The women's campaign had begun in Seoul with a call for a public memorial and had escalated into impromptu confrontations with Japanese diplomats. Their tactical leader, an active feminist, was Professor Yun Chun Ok of Eiwa Women's University. As a young schoolgirl, Professor Yun herself had narrowly escaped abduction and conscription into the brothels. Aided by church women and a sisterly coalition of Japanese feminists who were equally intent on righting an historic wrong, the Koreans' demand for belated justice was covered widely by the foreign media, putting the term "comfort women" into the international lexicon.
Thus, the world learned of a highly organized trafficking system during the Pacific War run by the Japanese Imperial Army, secret police, and local "labor recruiters" using the ruse of legitimate jobs for good pay. Girls and women taken from country village, or hijacked in a broad daylight on city streets, became a human cargo that was transported to barracks on frontline posts, jungle airstrips, and base camps, where the captives remained in sexual servitude until the war's end.

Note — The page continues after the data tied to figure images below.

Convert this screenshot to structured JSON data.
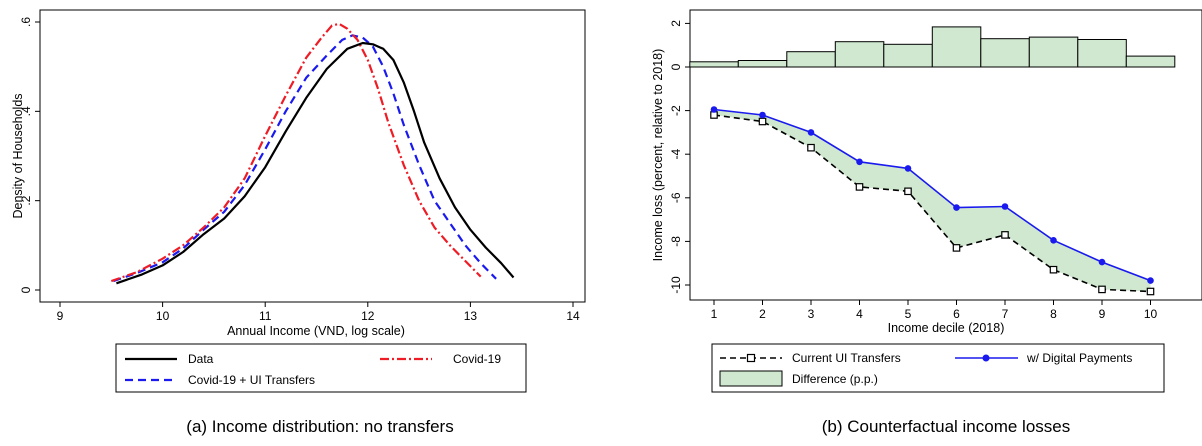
{
  "captions": {
    "left": "(a)  Income distribution: no transfers",
    "right": "(b)  Counterfactual income losses"
  },
  "chart_data": [
    {
      "type": "line",
      "xlabel": "Annual Income (VND, log scale)",
      "ylabel": "Density of Households",
      "xlim": [
        9,
        14
      ],
      "ylim": [
        0,
        0.6
      ],
      "x_ticks": [
        "9",
        "10",
        "11",
        "12",
        "13",
        "14"
      ],
      "y_ticks": [
        "0",
        ".2",
        ".4",
        ".6"
      ],
      "grid": false,
      "legend_position": "bottom",
      "series": [
        {
          "name": "Data",
          "color": "#000000",
          "dash": "solid",
          "points": [
            [
              9.55,
              0.015
            ],
            [
              9.8,
              0.035
            ],
            [
              10.0,
              0.055
            ],
            [
              10.2,
              0.085
            ],
            [
              10.4,
              0.125
            ],
            [
              10.6,
              0.16
            ],
            [
              10.8,
              0.21
            ],
            [
              11.0,
              0.275
            ],
            [
              11.2,
              0.355
            ],
            [
              11.4,
              0.43
            ],
            [
              11.6,
              0.495
            ],
            [
              11.8,
              0.54
            ],
            [
              11.95,
              0.553
            ],
            [
              12.05,
              0.55
            ],
            [
              12.15,
              0.54
            ],
            [
              12.25,
              0.515
            ],
            [
              12.35,
              0.465
            ],
            [
              12.45,
              0.4
            ],
            [
              12.55,
              0.33
            ],
            [
              12.7,
              0.25
            ],
            [
              12.85,
              0.185
            ],
            [
              13.0,
              0.135
            ],
            [
              13.15,
              0.095
            ],
            [
              13.3,
              0.06
            ],
            [
              13.42,
              0.028
            ]
          ]
        },
        {
          "name": "Covid-19",
          "color": "#ee1c25",
          "dash": "dashdot",
          "points": [
            [
              9.5,
              0.02
            ],
            [
              9.75,
              0.04
            ],
            [
              10.0,
              0.07
            ],
            [
              10.2,
              0.1
            ],
            [
              10.4,
              0.14
            ],
            [
              10.6,
              0.185
            ],
            [
              10.8,
              0.25
            ],
            [
              11.0,
              0.345
            ],
            [
              11.2,
              0.435
            ],
            [
              11.4,
              0.52
            ],
            [
              11.55,
              0.565
            ],
            [
              11.65,
              0.592
            ],
            [
              11.72,
              0.596
            ],
            [
              11.8,
              0.585
            ],
            [
              11.9,
              0.56
            ],
            [
              12.0,
              0.515
            ],
            [
              12.1,
              0.45
            ],
            [
              12.2,
              0.375
            ],
            [
              12.35,
              0.28
            ],
            [
              12.5,
              0.2
            ],
            [
              12.65,
              0.14
            ],
            [
              12.8,
              0.1
            ],
            [
              12.95,
              0.065
            ],
            [
              13.1,
              0.03
            ]
          ]
        },
        {
          "name": "Covid-19 + UI Transfers",
          "color": "#1a1aee",
          "dash": "dash",
          "points": [
            [
              9.52,
              0.02
            ],
            [
              9.75,
              0.038
            ],
            [
              10.0,
              0.062
            ],
            [
              10.2,
              0.093
            ],
            [
              10.4,
              0.135
            ],
            [
              10.6,
              0.175
            ],
            [
              10.8,
              0.235
            ],
            [
              11.0,
              0.315
            ],
            [
              11.2,
              0.4
            ],
            [
              11.4,
              0.475
            ],
            [
              11.6,
              0.525
            ],
            [
              11.75,
              0.56
            ],
            [
              11.85,
              0.57
            ],
            [
              11.95,
              0.565
            ],
            [
              12.05,
              0.545
            ],
            [
              12.15,
              0.5
            ],
            [
              12.25,
              0.44
            ],
            [
              12.35,
              0.37
            ],
            [
              12.5,
              0.28
            ],
            [
              12.65,
              0.2
            ],
            [
              12.8,
              0.15
            ],
            [
              12.95,
              0.1
            ],
            [
              13.1,
              0.06
            ],
            [
              13.25,
              0.025
            ]
          ]
        }
      ]
    },
    {
      "type": "bar+line",
      "xlabel": "Income decile (2018)",
      "ylabel": "Income loss (percent, relative to 2018)",
      "xlim": [
        0.5,
        10.5
      ],
      "ylim": [
        -10.8,
        2.4
      ],
      "x_ticks": [
        "1",
        "2",
        "3",
        "4",
        "5",
        "6",
        "7",
        "8",
        "9",
        "10"
      ],
      "y_ticks": [
        "2",
        "0",
        "-2",
        "-4",
        "-6",
        "-8",
        "-10"
      ],
      "grid": false,
      "legend_position": "bottom",
      "categories": [
        1,
        2,
        3,
        4,
        5,
        6,
        7,
        8,
        9,
        10
      ],
      "bars": {
        "name": "Difference (p.p.)",
        "color": "#cfe8cf",
        "values": [
          0.24,
          0.3,
          0.7,
          1.16,
          1.04,
          1.84,
          1.3,
          1.37,
          1.26,
          0.5
        ]
      },
      "series": [
        {
          "name": "Current UI Transfers",
          "color": "#000000",
          "dash": "dash",
          "marker": "square",
          "values": [
            -2.2,
            -2.5,
            -3.7,
            -5.5,
            -5.7,
            -8.3,
            -7.7,
            -9.3,
            -10.2,
            -10.3
          ]
        },
        {
          "name": "w/ Digital Payments",
          "color": "#1a1aee",
          "dash": "solid",
          "marker": "circle",
          "values": [
            -1.95,
            -2.2,
            -3.0,
            -4.35,
            -4.65,
            -6.45,
            -6.4,
            -7.95,
            -8.95,
            -9.8
          ]
        }
      ],
      "difference_fill_color": "#cfe8cf"
    }
  ]
}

Japan's military brothels were not exactly an undocumented story when the Korean comfort women launched their international campaign. Two books on the subject published in 1970s had assumed a modest place in Japan's growing literature of conscience, but the research of Kim Il Myon, a Korean, and Senda Kako, a Japanese, had produced little interest and only scant indignation. It took the rise of an indigenous feminist movement in Asia to supply the moral outrage and place the dormant issue in a modern context.

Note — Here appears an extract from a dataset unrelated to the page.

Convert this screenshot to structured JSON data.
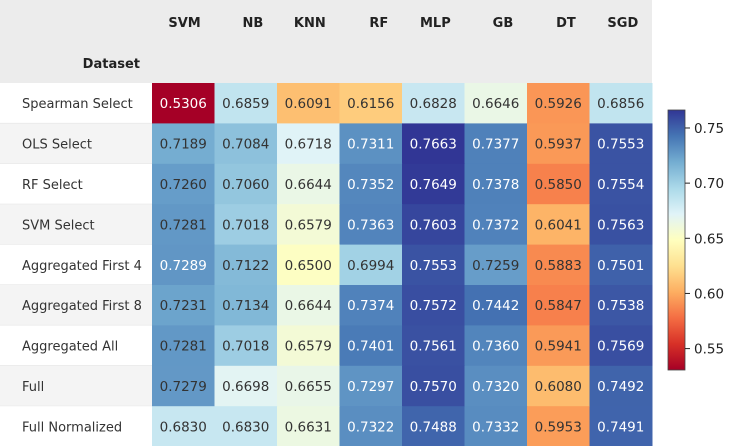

Yuki Tanaka, the son of a Japanese military man, is the latest historian, and certainly the most meticulous, exhaustive scholar, to explore the dimensions of the comfort women story. In addition to ferreting out fresh documentations from buried and forgotten sources, he creates and original overview by moving backward and forward in time from the World War II era. He offers a capsule history of Japanese prostitution in foreign and domestic ports in the nineteenth century as Japan sought to expand its international trade (making the interesting point that the trade in women's flesh helped to jump-start capitalist enterprise). He compares Japan's wartime comfort stations with the brothels hastily set up by the defeated rulers for American soldiers during the postwar Occupation (the coercion was economic need rather than brute force). And he notes the similarities between the comfort women's slavery-like barracks and the "rape camps" holding Bosnian women in the ethnic wars that tore apart the former Yugoslavia.

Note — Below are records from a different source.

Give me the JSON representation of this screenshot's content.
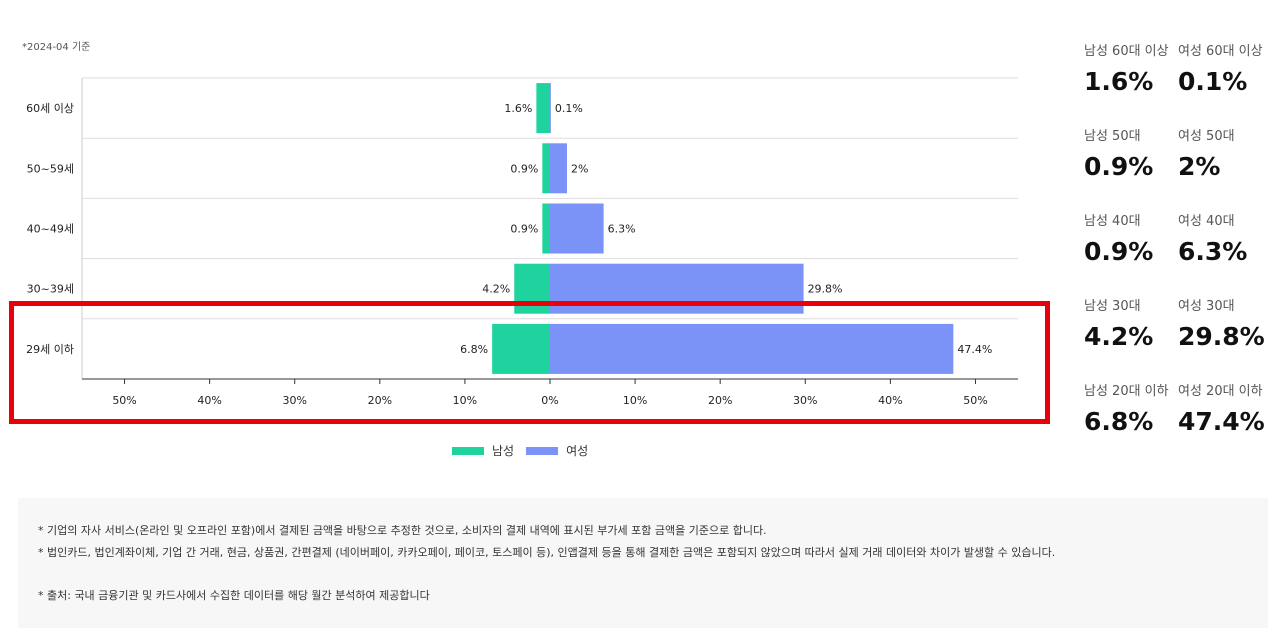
{
  "basis_note": "*2024-04 기준",
  "legend": {
    "male": "남성",
    "female": "여성"
  },
  "colors": {
    "male": "#1fd39f",
    "female": "#7b93f7",
    "highlight": "#e8000b"
  },
  "chart_data": {
    "type": "bar",
    "orientation": "horizontal-diverging",
    "categories": [
      "60세 이상",
      "50~59세",
      "40~49세",
      "30~39세",
      "29세 이하"
    ],
    "series": [
      {
        "name": "남성",
        "values": [
          1.6,
          0.9,
          0.9,
          4.2,
          6.8
        ],
        "labels": [
          "1.6%",
          "0.9%",
          "0.9%",
          "4.2%",
          "6.8%"
        ]
      },
      {
        "name": "여성",
        "values": [
          0.1,
          2,
          6.3,
          29.8,
          47.4
        ],
        "labels": [
          "0.1%",
          "2%",
          "6.3%",
          "29.8%",
          "47.4%"
        ]
      }
    ],
    "xticks": [
      -50,
      -40,
      -30,
      -20,
      -10,
      0,
      10,
      20,
      30,
      40,
      50
    ],
    "xtick_labels": [
      "50%",
      "40%",
      "30%",
      "20%",
      "10%",
      "0%",
      "10%",
      "20%",
      "30%",
      "40%",
      "50%"
    ],
    "xlim": [
      -55,
      55
    ],
    "grid": true,
    "legend_position": "bottom-center",
    "highlighted_category": "29세 이하"
  },
  "summary": [
    {
      "male_label": "남성 60대 이상",
      "male_value": "1.6%",
      "female_label": "여성 60대 이상",
      "female_value": "0.1%"
    },
    {
      "male_label": "남성 50대",
      "male_value": "0.9%",
      "female_label": "여성 50대",
      "female_value": "2%"
    },
    {
      "male_label": "남성 40대",
      "male_value": "0.9%",
      "female_label": "여성 40대",
      "female_value": "6.3%"
    },
    {
      "male_label": "남성 30대",
      "male_value": "4.2%",
      "female_label": "여성 30대",
      "female_value": "29.8%"
    },
    {
      "male_label": "남성 20대 이하",
      "male_value": "6.8%",
      "female_label": "여성 20대 이하",
      "female_value": "47.4%"
    }
  ],
  "notes": {
    "line1": "* 기업의 자사 서비스(온라인 및 오프라인 포함)에서 결제된 금액을 바탕으로 추정한 것으로, 소비자의 결제 내역에 표시된 부가세 포함 금액을 기준으로 합니다.",
    "line2": "* 법인카드, 법인계좌이체, 기업 간 거래, 현금, 상품권, 간편결제 (네이버페이, 카카오페이, 페이코, 토스페이 등), 인앱결제 등을 통해 결제한 금액은 포함되지 않았으며 따라서 실제 거래 데이터와 차이가 발생할 수 있습니다.",
    "source": "* 출처:   국내 금융기관 및 카드사에서 수집한 데이터를 해당 월간 분석하여 제공합니다"
  }
}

Professor Tanaka offers no excuses for what his country did to women in the Second World War II, but he sees it as part of a pervasive pattern of worldwide male aggression and domination. Trafficking in women has been on the increase, in China, Vietnam, Russia, and Eastern Europe, ever since the fall of communism exposed the destitute economies of these unfortunate countries. The moral lawlessness accompanying crude, rudimentary capitalism is not very different from the brutal sexual exploitation that accompanies warfare. The question for the future, of course is can it be stopped?